2017-09-06 43 views
5

Chcę interpolować jedną oś danych wewnątrz trójwymiarowej tablicy. Podane wartości x dla różnych wartości różnią się nieznacznie, ale wszystkie powinny być odwzorowane na te same wartości x.Szybka interpolacja jednej osi tablicy

Od podanych wartości x nie są identyczne, obecnie I wykonaj następujące czynności:

import numpy as np 
from scipy import interpolate 

axes_have = np.ones((2, 72, 2001)) 
axes_have *= np.linspace(0, 100, 2001)[None,None,:] 
axes_have += np.linspace(-0.3, 0.3, 144).reshape((2, 72))[:,:,None] 

arr = np.sin(axes_have) 
arr *= np.random.random((2, 72))[:,:,None] 

axis_want = np.linspace(0, 100, 201)  

arr_ip = np.zeros((2, 72, 201)) 
for i in range(arr.shape[0]): 
    for j in range(arr.shape[1]): 
     ip_func = interpolate.PchipInterpolator(axes_have[i,j,:], arr[i,j,:], extrapolate=True) 
     arr_ip[i,j,:] = ip_func(axis_want) 

Używanie dwóch zagnieżdżonych for -loops zaskoczeniem jest bardzo powolny.

Czy istnieje sposób na zwiększenie prędkości? Może robiąc magię lub paralelę NumPy.

+0

czy możesz dodać próbkę 'arr'? – DJK

+0

Wystąpił błąd w moim przykładzie, który został już naprawiony. 'arr' powinien teraz zostać podany. – leviathan

Odpowiedz

5

Zrobiłem kilka wstępnych testów i wydaje się, że większość czasu spędzasz na generowaniu rzeczywistych funkcji interpolacji. Nie wygląda na to, że wektoryzacja przyspieszy to o tonę, ale ułatwia równoległość (co zwiększa prędkość). Oto przykład.

import numpy as np 
from scipy import interpolate 
import timeit 
import multiprocessing 



def myfunc(arg): 
    x, y = arg 
    return interpolate.PchipInterpolator(x, 
             y, 
             extrapolate=True) 

p = multiprocessing.Pool(processes=8) 
axes_have = np.ones((2, 72, 2001)) 
axes_have *= np.linspace(0, 100, 2001)[None, None, :] 
axes_have += np.linspace(-0.3, 0.3, 144).reshape((2, 72))[:, :, None] 

arr = np.sin(axes_have) 
arr *= np.random.random((2, 72))[:, :, None] 
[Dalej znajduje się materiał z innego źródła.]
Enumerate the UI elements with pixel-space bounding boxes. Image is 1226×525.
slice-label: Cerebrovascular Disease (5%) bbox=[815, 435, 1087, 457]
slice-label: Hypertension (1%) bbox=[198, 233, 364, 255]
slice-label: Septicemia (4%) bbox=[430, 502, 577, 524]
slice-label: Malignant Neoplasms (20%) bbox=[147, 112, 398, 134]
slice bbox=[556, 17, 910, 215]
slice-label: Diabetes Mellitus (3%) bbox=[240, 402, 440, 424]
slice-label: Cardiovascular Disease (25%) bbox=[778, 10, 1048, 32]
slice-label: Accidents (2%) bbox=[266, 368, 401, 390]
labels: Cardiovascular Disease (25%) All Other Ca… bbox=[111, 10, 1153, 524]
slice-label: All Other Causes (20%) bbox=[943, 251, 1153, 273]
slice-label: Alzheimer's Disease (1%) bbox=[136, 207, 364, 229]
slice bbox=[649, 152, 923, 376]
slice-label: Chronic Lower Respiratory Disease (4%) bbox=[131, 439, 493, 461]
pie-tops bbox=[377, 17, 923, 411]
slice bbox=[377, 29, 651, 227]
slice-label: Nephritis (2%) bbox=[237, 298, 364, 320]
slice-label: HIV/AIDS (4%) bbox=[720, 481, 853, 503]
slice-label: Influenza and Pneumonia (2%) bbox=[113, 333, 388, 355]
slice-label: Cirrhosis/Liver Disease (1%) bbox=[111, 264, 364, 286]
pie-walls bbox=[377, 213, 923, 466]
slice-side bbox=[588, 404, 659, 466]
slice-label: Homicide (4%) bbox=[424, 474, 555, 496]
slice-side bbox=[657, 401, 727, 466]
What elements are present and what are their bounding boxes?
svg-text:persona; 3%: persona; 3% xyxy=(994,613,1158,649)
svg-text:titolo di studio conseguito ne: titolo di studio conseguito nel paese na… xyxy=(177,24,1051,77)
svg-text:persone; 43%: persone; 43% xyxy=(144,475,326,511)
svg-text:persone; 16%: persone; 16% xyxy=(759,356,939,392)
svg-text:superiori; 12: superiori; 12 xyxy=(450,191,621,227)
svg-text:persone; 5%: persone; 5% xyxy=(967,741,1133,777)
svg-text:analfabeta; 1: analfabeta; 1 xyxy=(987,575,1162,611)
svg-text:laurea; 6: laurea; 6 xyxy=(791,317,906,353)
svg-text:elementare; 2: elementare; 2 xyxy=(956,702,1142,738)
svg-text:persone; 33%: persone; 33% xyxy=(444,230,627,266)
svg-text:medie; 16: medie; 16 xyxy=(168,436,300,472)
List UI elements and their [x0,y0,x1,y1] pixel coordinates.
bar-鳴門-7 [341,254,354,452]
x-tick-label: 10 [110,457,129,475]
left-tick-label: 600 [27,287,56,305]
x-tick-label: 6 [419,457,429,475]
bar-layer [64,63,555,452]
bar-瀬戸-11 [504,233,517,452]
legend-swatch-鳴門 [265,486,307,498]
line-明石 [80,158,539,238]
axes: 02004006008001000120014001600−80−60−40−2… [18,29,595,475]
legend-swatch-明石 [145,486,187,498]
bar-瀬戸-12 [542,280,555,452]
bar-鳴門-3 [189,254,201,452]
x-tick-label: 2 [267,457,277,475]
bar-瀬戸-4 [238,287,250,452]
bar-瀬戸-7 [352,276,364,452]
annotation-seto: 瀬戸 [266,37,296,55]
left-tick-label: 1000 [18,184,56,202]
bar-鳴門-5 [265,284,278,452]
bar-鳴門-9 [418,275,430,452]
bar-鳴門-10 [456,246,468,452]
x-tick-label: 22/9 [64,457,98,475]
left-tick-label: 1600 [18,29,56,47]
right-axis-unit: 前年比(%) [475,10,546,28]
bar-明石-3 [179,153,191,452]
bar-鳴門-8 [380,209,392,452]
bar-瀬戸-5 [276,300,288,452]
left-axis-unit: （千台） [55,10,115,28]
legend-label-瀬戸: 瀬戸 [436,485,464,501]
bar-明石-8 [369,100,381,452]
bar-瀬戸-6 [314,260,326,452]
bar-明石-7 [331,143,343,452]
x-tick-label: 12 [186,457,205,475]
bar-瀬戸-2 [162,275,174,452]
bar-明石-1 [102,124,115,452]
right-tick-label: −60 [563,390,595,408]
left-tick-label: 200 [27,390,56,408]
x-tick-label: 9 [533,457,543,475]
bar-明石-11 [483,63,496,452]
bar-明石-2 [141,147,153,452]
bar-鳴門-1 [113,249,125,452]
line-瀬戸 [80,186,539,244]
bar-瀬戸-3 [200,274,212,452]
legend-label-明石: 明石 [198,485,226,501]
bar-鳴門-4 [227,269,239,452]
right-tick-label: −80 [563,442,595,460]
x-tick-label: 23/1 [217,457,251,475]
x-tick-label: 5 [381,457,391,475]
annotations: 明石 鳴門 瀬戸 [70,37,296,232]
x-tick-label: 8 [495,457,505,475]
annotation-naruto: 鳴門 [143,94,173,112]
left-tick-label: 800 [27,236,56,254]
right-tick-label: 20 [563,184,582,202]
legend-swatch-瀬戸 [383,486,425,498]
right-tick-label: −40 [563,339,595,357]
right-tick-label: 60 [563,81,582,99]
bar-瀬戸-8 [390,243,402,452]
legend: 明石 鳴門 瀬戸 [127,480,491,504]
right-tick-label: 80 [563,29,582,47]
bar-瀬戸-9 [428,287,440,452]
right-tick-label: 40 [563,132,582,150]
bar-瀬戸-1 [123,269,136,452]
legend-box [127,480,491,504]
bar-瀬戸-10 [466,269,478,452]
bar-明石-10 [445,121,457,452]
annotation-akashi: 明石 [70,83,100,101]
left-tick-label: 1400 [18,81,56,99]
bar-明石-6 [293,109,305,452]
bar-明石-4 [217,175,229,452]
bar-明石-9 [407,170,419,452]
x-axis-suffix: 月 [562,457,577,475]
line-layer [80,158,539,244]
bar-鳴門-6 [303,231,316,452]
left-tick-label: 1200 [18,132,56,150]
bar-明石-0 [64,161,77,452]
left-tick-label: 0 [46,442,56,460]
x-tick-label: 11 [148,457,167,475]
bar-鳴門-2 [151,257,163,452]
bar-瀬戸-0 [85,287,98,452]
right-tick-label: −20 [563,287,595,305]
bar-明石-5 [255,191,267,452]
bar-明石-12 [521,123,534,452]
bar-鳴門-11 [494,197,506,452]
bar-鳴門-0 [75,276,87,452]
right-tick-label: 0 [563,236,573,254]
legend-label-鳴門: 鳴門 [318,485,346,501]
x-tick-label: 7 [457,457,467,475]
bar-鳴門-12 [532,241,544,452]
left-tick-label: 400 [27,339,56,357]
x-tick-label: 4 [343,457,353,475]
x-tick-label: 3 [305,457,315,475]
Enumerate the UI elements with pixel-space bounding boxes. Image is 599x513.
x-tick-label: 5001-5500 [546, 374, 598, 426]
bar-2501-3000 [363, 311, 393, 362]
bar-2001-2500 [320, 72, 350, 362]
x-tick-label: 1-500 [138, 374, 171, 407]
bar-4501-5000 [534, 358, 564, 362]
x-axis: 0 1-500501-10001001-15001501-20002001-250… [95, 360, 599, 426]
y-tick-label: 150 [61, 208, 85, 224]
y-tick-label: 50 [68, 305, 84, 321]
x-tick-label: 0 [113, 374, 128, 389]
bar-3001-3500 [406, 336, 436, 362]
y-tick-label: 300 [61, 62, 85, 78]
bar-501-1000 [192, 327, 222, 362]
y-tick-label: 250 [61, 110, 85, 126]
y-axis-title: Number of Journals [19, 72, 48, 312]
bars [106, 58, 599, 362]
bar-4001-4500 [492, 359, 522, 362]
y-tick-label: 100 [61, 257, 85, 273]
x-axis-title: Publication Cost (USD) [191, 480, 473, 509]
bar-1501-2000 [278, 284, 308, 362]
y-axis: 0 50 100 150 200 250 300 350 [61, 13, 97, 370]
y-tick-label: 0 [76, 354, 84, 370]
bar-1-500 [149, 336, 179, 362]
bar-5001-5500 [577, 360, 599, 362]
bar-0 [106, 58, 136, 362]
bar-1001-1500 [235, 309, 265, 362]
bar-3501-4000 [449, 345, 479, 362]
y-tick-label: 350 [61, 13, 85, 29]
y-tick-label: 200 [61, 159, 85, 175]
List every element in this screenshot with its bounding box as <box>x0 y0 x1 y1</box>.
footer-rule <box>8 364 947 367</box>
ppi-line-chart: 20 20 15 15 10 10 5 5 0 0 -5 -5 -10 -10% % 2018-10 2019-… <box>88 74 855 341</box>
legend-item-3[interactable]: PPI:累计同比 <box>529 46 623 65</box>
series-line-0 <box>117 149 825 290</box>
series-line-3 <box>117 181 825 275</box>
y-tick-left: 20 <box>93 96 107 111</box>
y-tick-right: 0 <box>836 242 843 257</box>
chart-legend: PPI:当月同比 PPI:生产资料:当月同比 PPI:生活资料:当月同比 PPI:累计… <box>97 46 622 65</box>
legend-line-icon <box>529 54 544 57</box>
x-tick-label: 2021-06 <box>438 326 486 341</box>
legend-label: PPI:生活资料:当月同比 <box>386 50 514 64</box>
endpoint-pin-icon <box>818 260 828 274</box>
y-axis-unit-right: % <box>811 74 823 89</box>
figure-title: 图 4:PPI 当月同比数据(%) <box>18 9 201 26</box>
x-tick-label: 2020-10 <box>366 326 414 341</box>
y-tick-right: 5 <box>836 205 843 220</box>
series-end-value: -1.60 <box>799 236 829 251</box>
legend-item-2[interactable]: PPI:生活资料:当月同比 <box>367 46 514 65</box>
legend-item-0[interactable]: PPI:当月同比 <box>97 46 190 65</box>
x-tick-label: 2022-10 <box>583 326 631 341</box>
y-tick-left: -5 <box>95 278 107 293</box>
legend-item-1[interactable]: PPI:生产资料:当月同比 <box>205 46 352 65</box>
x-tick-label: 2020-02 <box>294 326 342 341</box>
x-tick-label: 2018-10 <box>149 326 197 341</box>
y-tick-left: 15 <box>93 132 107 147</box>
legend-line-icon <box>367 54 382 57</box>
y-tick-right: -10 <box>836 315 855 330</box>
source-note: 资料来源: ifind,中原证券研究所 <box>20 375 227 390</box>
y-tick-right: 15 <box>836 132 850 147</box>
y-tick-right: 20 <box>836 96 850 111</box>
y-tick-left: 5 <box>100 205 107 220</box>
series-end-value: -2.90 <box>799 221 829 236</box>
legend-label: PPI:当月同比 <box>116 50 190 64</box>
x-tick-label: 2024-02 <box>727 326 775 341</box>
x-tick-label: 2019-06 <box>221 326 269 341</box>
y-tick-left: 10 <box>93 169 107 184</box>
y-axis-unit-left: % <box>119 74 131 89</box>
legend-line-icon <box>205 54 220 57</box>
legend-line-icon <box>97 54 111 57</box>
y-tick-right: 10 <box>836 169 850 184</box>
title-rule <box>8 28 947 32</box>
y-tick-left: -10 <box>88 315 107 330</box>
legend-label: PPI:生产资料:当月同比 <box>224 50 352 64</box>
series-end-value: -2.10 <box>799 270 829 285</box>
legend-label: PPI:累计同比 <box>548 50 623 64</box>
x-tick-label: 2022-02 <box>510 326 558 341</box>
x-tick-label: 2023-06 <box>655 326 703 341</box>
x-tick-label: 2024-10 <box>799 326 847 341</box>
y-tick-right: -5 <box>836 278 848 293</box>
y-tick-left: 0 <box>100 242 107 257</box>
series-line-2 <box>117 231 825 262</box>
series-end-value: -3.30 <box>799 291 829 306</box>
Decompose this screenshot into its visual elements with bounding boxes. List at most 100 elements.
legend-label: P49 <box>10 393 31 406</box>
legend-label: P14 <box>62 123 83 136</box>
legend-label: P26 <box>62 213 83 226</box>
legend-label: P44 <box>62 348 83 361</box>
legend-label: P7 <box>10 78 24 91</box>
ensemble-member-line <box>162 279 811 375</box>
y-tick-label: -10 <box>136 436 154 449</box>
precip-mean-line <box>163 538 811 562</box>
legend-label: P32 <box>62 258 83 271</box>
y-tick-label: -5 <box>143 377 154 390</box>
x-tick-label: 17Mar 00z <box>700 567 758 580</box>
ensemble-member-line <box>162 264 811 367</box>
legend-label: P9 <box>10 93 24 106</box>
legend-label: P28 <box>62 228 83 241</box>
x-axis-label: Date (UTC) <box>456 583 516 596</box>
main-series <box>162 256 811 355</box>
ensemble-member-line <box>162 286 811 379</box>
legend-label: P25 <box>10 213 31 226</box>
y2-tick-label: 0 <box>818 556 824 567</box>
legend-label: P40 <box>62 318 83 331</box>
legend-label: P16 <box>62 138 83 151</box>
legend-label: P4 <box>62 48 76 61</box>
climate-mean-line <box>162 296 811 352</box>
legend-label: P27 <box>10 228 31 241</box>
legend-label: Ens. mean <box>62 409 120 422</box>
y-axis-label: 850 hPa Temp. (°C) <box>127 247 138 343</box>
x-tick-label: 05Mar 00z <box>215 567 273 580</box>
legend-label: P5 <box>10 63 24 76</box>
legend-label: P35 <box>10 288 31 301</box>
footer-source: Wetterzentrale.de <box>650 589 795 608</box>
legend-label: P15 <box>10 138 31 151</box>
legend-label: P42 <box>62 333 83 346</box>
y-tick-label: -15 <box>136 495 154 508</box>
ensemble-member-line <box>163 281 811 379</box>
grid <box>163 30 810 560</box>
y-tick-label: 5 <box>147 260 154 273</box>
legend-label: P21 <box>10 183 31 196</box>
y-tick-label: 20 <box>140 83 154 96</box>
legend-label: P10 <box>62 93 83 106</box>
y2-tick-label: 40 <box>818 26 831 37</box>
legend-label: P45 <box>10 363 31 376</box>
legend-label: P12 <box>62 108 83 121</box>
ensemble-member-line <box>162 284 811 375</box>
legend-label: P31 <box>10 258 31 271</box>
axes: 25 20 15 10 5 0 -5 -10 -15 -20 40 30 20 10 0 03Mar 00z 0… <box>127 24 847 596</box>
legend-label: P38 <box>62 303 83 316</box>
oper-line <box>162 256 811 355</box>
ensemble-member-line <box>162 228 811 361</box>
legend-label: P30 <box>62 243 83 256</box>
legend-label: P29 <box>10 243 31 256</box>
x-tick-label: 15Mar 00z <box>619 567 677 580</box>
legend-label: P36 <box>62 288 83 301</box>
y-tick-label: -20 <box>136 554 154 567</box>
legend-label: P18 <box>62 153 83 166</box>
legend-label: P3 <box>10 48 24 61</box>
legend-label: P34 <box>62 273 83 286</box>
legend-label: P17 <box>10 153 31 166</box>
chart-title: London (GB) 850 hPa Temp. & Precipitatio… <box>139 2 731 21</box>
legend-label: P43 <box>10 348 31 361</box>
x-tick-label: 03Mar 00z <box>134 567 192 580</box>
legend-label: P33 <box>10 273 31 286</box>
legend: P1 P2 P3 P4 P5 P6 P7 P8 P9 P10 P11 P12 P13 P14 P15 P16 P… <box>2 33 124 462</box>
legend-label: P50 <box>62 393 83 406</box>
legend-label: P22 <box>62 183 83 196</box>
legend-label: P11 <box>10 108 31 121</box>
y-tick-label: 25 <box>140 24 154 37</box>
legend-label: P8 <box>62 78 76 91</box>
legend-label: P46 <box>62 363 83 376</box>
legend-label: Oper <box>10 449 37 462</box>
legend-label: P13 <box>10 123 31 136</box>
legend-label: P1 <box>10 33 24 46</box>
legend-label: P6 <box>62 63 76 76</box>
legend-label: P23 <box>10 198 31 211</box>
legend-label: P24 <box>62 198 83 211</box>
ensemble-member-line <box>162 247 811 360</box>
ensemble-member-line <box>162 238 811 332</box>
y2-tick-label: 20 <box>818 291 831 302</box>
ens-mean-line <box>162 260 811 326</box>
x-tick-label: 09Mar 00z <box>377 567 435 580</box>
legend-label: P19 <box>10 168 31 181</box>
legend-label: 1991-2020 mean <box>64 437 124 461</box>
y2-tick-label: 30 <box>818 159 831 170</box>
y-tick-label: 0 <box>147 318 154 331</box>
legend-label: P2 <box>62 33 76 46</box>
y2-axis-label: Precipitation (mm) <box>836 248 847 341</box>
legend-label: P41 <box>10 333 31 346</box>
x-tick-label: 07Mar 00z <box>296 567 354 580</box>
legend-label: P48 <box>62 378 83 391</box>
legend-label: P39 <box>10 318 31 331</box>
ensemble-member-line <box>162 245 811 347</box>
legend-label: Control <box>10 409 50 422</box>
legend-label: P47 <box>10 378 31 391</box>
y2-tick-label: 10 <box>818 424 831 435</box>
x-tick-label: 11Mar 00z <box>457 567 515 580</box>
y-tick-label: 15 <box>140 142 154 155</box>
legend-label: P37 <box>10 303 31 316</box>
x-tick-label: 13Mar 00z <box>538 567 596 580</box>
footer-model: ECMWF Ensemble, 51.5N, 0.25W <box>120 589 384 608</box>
axis_want = np.linspace(0, 100, 201) 

arr_ip = np.zeros((2, 72, 201)) 
s_time1 = timeit.default_timer() 
for i in range(arr.shape[0]): 
    for j in range(arr.shape[1]): 
     ip_func = interpolate.PchipInterpolator(axes_have[i, j, :], 
               arr[i, j, :], 
               extrapolate=True) 
     arr_ip[i, j, :] = ip_func(axis_want) 
elapsed1 = timeit.default_timer() - s_time1 

s_time2 = timeit.default_timer() 
flatten_have = [y for x in axes_have for y in x] 
flatten_arr = [y for x in arr for y in x] 
interp_time = timeit.default_timer() 
funcs = p.map(myfunc, zip(flatten_have, flatten_arr)) 
interp_elapsed = timeit.default_timer() - interp_time 
arr_ip = np.asarray([func(axis_want) for func in funcs]).reshape(2, 72, 201) 
elapsed2 = timeit.default_timer() - s_time2 

print("Elapsed 1: {}".format(elapsed1)) 
print("Elapsed 2: {}".format(elapsed2)) 
print("Elapsed interp: {}".format(interp_elapsed)) 

Typowe wyników (należy zwrócić uwagę, że vectorized realizacja jest prawie taka sama prędkość bez parallelization i że mam 2 rdzenie, dzięki czemu czas pracy powinien być w przybliżeniu (oryginalna czas/liczba rdzeni)):

Elapsed 1: 10.4025919437 
Elapsed 2: 5.11409401894 
Elapsed interp: 5.10987687111 

Nie zrozum mnie źle, może być algorytmiczny sposób, aby zrobić to szybciej, ale wydaje się, że jest to najprostszy sposób na natychmiastowe przyspieszenie, ponieważ problem jest zawstydzająco równoległy.